An Introduction to the Edible Landscape
Edible Landscape is a series of monthly guided walks that explore local landscapes, seasonal ‘wild’ foods, and other useful plants. Set in and around Stroud and the Slad valley, the monthly sessions run all year round including the winter. Each walk will take in different aspects of the local landscape and explore changing nature of the fields, woods, streams and hedgerows through seasons.
photos by Rupert Howe
Along the way we will learn to find and identify wild foods and other useful native and exotic plants, flowers, trees and fungi. We will learn about their preparation and use in the kitchen and home, as well as looking at the cultivation and propagation of ‘wild’ plants in the garden.
More than just a foraging trip, Edible Landscape aims to help participants develop their awareness and understanding of the natural environment and our place within it. Participants will discover ways of ‘reading’ the landscape and consider how biodiversity, climate, land use, history and other integrated factors shape and change the environment around us.
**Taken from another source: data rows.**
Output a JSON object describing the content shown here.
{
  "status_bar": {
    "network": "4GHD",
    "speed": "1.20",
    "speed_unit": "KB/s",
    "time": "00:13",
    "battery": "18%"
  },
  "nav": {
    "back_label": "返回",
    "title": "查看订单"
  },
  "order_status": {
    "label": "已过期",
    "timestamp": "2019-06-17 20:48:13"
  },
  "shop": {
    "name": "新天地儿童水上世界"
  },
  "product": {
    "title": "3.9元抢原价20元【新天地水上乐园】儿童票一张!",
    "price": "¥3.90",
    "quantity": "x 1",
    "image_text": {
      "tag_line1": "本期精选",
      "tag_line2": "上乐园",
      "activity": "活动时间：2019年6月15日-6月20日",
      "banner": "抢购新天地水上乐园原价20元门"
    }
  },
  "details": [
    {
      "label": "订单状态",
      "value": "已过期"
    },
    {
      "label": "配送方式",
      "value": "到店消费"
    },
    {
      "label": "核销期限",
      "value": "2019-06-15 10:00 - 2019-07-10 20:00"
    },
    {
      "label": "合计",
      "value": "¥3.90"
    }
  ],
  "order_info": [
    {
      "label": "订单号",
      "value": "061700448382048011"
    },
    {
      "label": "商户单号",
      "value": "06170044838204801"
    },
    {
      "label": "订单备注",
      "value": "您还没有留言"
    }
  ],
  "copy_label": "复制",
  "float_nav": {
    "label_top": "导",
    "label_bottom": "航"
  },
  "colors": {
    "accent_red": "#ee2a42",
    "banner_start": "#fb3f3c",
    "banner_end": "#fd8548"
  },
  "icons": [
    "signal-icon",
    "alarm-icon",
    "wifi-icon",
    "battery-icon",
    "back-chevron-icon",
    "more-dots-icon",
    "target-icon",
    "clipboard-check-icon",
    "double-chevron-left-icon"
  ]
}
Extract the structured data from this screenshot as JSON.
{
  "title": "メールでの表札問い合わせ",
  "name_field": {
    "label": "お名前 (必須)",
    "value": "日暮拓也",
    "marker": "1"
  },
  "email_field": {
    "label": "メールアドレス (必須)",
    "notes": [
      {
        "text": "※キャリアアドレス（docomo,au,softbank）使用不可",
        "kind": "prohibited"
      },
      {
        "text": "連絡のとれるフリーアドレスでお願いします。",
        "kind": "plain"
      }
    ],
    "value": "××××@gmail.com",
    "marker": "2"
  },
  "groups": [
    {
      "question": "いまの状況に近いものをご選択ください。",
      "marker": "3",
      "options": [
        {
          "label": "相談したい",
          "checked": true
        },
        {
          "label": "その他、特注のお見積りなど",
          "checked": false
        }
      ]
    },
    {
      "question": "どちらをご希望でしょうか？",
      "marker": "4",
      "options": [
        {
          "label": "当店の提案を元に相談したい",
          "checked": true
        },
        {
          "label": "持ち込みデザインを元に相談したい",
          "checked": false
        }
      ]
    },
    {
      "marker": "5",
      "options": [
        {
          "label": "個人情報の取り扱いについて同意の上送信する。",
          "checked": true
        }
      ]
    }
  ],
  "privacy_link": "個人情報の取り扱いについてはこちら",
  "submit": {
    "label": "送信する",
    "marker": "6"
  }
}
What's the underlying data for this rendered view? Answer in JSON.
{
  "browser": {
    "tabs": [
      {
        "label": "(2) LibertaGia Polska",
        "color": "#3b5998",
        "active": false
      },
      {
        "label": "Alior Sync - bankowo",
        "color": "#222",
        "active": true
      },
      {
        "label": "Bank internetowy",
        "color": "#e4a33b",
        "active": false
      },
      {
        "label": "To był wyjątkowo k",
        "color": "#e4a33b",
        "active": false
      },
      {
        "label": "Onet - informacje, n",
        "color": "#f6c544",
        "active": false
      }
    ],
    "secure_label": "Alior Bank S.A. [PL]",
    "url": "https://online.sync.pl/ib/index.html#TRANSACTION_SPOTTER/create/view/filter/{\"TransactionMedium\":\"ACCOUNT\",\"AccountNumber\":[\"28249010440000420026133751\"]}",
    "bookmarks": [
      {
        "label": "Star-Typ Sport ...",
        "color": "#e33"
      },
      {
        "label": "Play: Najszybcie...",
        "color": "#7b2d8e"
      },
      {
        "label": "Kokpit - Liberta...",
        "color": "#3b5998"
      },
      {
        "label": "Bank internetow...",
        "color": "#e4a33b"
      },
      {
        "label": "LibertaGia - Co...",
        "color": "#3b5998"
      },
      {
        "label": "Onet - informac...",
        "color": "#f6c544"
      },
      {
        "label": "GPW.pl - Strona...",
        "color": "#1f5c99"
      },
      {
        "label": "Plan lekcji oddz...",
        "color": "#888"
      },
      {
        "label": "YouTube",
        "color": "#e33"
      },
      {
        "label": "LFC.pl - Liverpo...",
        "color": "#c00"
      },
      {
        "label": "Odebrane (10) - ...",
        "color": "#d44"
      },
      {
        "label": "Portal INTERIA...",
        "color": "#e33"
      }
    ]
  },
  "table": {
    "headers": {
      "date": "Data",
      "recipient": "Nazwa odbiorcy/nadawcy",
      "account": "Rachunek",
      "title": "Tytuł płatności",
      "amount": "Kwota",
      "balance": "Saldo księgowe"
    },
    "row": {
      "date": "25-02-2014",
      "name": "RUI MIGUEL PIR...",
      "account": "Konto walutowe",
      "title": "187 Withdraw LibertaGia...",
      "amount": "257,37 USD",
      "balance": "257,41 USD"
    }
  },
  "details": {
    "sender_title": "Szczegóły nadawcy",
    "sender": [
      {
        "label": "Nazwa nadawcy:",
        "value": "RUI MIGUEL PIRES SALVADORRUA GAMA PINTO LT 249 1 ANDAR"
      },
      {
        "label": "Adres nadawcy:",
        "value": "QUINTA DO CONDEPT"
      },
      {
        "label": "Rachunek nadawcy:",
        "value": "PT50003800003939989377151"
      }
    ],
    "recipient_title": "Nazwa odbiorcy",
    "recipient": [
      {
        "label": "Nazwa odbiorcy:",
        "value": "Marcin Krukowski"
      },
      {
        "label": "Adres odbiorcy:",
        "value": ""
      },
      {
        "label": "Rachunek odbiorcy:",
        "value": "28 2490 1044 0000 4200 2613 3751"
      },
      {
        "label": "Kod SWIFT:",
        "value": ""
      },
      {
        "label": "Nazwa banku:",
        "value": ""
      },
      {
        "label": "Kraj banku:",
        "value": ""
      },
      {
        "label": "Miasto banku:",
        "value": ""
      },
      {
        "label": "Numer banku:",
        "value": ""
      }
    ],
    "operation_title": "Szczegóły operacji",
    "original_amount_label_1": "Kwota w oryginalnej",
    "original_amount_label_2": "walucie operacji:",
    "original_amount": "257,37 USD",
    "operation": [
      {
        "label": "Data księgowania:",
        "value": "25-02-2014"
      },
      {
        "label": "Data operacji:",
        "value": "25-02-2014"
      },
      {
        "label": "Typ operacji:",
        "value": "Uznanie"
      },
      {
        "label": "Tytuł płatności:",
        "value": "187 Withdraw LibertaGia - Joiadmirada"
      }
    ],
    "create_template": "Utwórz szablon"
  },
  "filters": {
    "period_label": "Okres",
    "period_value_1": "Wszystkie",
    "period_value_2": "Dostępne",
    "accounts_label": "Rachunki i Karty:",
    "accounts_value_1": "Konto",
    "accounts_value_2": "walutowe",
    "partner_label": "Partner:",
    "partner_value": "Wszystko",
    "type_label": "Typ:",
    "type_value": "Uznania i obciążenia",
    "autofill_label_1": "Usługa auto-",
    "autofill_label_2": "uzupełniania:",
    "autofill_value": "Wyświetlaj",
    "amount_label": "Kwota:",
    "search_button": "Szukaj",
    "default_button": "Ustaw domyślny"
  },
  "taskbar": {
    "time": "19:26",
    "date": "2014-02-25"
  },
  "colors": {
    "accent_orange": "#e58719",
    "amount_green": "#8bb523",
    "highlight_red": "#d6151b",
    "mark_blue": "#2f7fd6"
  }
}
We will also explore our own physical and psychological relationships to the land, question some of our assumptions and consider how a holistic approach to natural resources and the environment might become part of a more sustainable future.
Some of the topics covered in the year will include:
- Identifying edible and poisonous plants and fungi
- Woods, tree identification and uses of different types of wood
- What plants tell us about soil, nutrients and water in the landscape
- How history and human interaction has shaped the landscape
- Climate, aspect and micro-climate
- Environmental ‘niches’ and how plants and fungi utilise them
- Feral fruits and urban foraging
- Springs, water and water plants
- Storing and preserving found fruits, nuts and leaves
- Hedgerow brews
More about the Edible Landscape Series.
The whole series of walks runs throughout the year. Most walks will be held on Sunday mornings starting at 10.30 and will generally last for two hours. Numbers are limited to 10 places on each session so booking is essential. If you are registered on the Nature+Culture website you can book walks on line. Alternatively you can contact Dominic through the contacts page.
Each walk is done twice in a month so people have two opportunities to participate on each walk. The default dates are the 2nd and 4th Sunday of each month but please check dates on the website before turning up, as they may change depending on circumstances. I will endeavour to confirm monthly dates at least a week before each event.
The Edible Landscape ‘curriculum’ is designed to be flexible, intuitive and responsive to the unpredictability of people and nature. The whole annual series aims to cumulatively build knowledge and understanding through changing locations and seasons, and those participants who choose to take part in all the walks will gain the most out of the course. However people are welcome to join as many or as few walks as they want or are able to (space permitting) and I aim to make each walk as interesting and informative as possible for both the first time visitor and the full-time old hand.
For details about dates, times, meeting points and on-line booking check out the Events pages
Notes on a new pricing system
From March 2011 to December 2012 I ran two edible Landscape walks a month (mostly). The price I charged was £5 a person. Many said this was very reasonable, indeed positively cheap. – but I decided on this price because whilst I was hoping to get a reasonable hourly return for the work and experience I put into these events I also did not want them to the entirely the preserve of the financially solvent .
Even so, I still find the process of charging people to experience nature problematic. The deeply critical might even go as far as saying these events represent the commodification of the commons.
Then again living in a capitalist society one needs to raise capital in order to survive within it. And as Edible Landscape has neither private nor public funding and I do not have a permanent job in the city, or elsewhere, some capital needs to be raised in my many and varied ‘portfolio’ career.
The tried and tested model of course is to sell ones labour. And the great thing about money and the exchange contract is it’s simplicity – we all understand the game. I tell you the price, you pay the money, or not (that’s the wonderful power of consumer choice, sir/madam).
But Edible Landscape has always been about more than a guided walk led by a professional. So I decided to take all the problematics of labour, capital, nature and exchange and share them with you, the customer/ participant/ collaborator.
So for the new season of Edible Landscape walks I am trying an experiment in exchange where I do not set a price for my labour. Instead I will be inviting participants to pay as much or as little as they like – what they can afford, or what they think its worth.
It may be a financially risky strategy for me, but I’m hoping that mutually beneficial arrangements will be negotiated. Along the way, as well as sampling the gratuitous bounty of the Commons, we might also explore the some of the murky back woods of labour, exchange and natural capital.